A dull flush overran the older man’s countenance. “Be careful! The information was not sought by me.”

“Who gave it?”

“You are welcome to guess.” He flicked a folded note across the table. It was addressed in pencil to “T. H. Hayward, Esq.,” marked “Urgent,” had evidently been torn from a notebook, and had been sealed with a scrap of stamp paper. “The servant found it under the hall door, about an hour ago. That’s all I can tell you.”

Colin opened it, and his face burned as he read—

“A friend advises you that your youngest son and the post-office girl were kissing in the wood to-night.”

“Well,” said Mr. Hayward, “do you know the writing?”

His son made a gesture of negation. “May I keep this?” he managed to say presently.

“No,” said the other, holding out his hand for the paper. “I will keep it—and God help the person who wrote it, when I find him or her!” Next moment he resumed his cold manner and incisive tone. “All that, however, does not exonerate you, though I am not going to dwell on the unsavoury subject of your disgrace—”

“There is no disgrace!” hotly cried Colin.

His father smiled wearily. “Apparently we shall not agree on the meaning of the word. Now may I ask: what are you going to do?”

“As I told you, I am going to London,” replied Colin, holding himself in.

“And then?”

“I don’t know yet.”

“Very well.” Mr. Hayward opened a drawer and took out a small bundle of notes. He threw them on to the table, saying, “A hundred pounds. Do as you like, but don’t ask for more—for your own sake.”

“Father,” cried Colin, his anger lost in bitter humiliation. “I swear I did my best at college, only I wasn’t fitted for—”

“We have already discussed that. By the way, I would suggest that you make it convenient to leave here early in the morning instead of to-morrow night, and so spare, in some measure, the feelings of your mother and sisters—”

“You are heartless! I will leave the house now!”

“Please no, unless you desire to start a scandal among the servants, and another in the village.”

“Oh, you are worse than heartless; you are unjust. … But I will wait till the morning. Good-bye.” Colin turned and moved towards the door.

“Stay! You have forgotten your money.”

Without looking back Colin went out.

When Mr. Hayward went to bed, half-an-hour later, he left—deliberately—the notes lying on his writing-table.

At 6.30 a.m.
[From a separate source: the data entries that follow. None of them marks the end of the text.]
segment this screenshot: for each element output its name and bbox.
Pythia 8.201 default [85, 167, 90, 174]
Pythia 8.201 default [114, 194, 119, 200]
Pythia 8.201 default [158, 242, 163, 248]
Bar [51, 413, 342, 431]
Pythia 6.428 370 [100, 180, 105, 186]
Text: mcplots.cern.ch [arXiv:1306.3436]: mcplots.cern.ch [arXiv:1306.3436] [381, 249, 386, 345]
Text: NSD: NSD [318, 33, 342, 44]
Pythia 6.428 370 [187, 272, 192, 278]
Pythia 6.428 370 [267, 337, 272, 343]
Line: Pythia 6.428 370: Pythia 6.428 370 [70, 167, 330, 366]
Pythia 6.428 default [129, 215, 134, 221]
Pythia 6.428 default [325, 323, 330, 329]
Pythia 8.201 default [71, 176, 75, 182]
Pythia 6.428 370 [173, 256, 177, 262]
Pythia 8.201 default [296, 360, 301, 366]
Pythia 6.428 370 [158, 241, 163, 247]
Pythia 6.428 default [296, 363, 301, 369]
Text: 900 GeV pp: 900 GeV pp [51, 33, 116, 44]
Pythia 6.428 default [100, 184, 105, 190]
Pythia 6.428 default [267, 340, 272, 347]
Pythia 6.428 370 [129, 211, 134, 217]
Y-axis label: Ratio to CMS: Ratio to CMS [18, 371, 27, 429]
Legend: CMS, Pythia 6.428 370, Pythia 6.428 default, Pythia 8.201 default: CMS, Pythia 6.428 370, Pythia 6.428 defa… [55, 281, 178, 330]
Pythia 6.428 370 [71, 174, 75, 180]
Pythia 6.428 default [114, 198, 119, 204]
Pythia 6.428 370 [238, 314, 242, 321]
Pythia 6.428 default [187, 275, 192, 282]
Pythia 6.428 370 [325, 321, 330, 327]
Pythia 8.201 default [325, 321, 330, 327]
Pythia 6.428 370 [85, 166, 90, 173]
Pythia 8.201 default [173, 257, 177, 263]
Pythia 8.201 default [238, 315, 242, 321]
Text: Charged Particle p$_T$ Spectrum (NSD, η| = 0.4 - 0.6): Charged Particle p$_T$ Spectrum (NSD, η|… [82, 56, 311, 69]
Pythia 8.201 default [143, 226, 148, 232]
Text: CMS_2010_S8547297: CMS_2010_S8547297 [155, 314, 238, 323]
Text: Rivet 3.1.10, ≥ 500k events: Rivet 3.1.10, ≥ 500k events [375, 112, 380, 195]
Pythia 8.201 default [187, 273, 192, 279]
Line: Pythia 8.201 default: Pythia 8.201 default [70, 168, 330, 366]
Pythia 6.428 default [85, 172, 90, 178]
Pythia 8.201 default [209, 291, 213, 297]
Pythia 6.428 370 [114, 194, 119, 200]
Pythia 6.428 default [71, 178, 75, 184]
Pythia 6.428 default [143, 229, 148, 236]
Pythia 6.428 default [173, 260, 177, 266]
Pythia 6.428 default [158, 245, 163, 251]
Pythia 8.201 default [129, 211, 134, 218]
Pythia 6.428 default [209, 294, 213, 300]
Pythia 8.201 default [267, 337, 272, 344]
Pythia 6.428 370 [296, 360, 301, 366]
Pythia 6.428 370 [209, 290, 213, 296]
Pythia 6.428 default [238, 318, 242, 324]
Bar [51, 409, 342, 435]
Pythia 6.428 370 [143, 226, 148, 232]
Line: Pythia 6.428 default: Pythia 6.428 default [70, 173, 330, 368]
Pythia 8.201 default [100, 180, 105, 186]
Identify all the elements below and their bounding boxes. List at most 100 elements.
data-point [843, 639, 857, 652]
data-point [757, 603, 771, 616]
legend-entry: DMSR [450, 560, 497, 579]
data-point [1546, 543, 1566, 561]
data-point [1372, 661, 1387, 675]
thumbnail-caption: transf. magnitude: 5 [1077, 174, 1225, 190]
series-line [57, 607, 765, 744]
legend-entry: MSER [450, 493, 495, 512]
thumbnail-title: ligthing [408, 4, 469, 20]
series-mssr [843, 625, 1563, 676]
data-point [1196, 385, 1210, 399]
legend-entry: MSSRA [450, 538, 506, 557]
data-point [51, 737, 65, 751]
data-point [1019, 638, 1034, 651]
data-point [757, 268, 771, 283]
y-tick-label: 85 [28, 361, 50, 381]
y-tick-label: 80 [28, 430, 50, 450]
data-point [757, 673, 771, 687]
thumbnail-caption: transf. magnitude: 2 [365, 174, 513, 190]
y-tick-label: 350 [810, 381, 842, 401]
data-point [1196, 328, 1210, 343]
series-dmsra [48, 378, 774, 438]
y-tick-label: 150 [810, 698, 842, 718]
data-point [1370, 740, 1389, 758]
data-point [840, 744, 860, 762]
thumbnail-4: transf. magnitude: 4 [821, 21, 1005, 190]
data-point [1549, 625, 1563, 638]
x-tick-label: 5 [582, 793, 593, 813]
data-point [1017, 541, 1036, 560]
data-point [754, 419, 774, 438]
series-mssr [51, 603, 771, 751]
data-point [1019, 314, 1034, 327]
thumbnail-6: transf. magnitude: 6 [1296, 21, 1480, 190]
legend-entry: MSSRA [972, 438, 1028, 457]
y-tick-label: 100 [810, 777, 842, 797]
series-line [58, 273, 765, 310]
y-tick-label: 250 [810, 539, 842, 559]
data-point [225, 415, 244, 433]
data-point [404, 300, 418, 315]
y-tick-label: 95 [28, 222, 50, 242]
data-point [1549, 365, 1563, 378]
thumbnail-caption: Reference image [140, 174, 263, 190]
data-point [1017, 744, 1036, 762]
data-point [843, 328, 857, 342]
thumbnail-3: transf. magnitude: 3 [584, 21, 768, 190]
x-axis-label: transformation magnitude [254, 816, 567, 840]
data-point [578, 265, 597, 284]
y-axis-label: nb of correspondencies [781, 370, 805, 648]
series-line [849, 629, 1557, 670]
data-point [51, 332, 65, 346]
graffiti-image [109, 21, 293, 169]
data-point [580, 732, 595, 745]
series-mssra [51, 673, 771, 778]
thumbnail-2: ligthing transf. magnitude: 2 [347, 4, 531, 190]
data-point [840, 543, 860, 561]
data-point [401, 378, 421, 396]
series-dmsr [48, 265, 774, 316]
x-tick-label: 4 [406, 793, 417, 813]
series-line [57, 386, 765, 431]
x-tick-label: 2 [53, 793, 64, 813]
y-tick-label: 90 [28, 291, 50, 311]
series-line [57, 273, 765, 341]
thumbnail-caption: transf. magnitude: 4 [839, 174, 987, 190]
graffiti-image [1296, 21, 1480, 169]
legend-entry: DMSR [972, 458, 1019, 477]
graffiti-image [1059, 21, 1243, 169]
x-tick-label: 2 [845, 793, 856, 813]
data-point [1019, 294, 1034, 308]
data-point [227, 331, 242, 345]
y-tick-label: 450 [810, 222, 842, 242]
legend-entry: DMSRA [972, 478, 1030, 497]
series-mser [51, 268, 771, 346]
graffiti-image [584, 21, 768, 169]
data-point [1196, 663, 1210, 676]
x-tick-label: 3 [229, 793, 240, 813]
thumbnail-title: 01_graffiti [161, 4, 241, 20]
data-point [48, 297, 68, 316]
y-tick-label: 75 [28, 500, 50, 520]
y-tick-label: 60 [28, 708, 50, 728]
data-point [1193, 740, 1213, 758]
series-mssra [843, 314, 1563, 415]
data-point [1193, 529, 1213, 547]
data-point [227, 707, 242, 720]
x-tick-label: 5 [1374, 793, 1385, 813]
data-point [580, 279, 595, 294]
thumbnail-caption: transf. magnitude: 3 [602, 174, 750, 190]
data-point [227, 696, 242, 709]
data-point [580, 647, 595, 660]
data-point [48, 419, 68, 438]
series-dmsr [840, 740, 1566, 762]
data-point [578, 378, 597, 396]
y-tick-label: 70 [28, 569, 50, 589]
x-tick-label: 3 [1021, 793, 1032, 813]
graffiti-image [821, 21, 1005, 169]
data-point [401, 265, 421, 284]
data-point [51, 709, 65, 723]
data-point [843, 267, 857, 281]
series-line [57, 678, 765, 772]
Colin entered a closed carriage, and with his modest baggage was driven to the station. There had been no farewells, and on the whole he did not regret their absence, for he knew they would have been highly seasoned with reproaches and unwelcome advice. He took a ticket for Glasgow.

Having heard the carriage drive away, Mr. Hayward in his dressing gown came down to the library. Where the notes had been he found a scrap of paper—

I.O.U.

One hundred pounds.

C. H. Hayward.

He smiled sardonically, muttering, “I thought he would climb down,” and put the I.O.U. beside the anonymous note of last night, in his safe.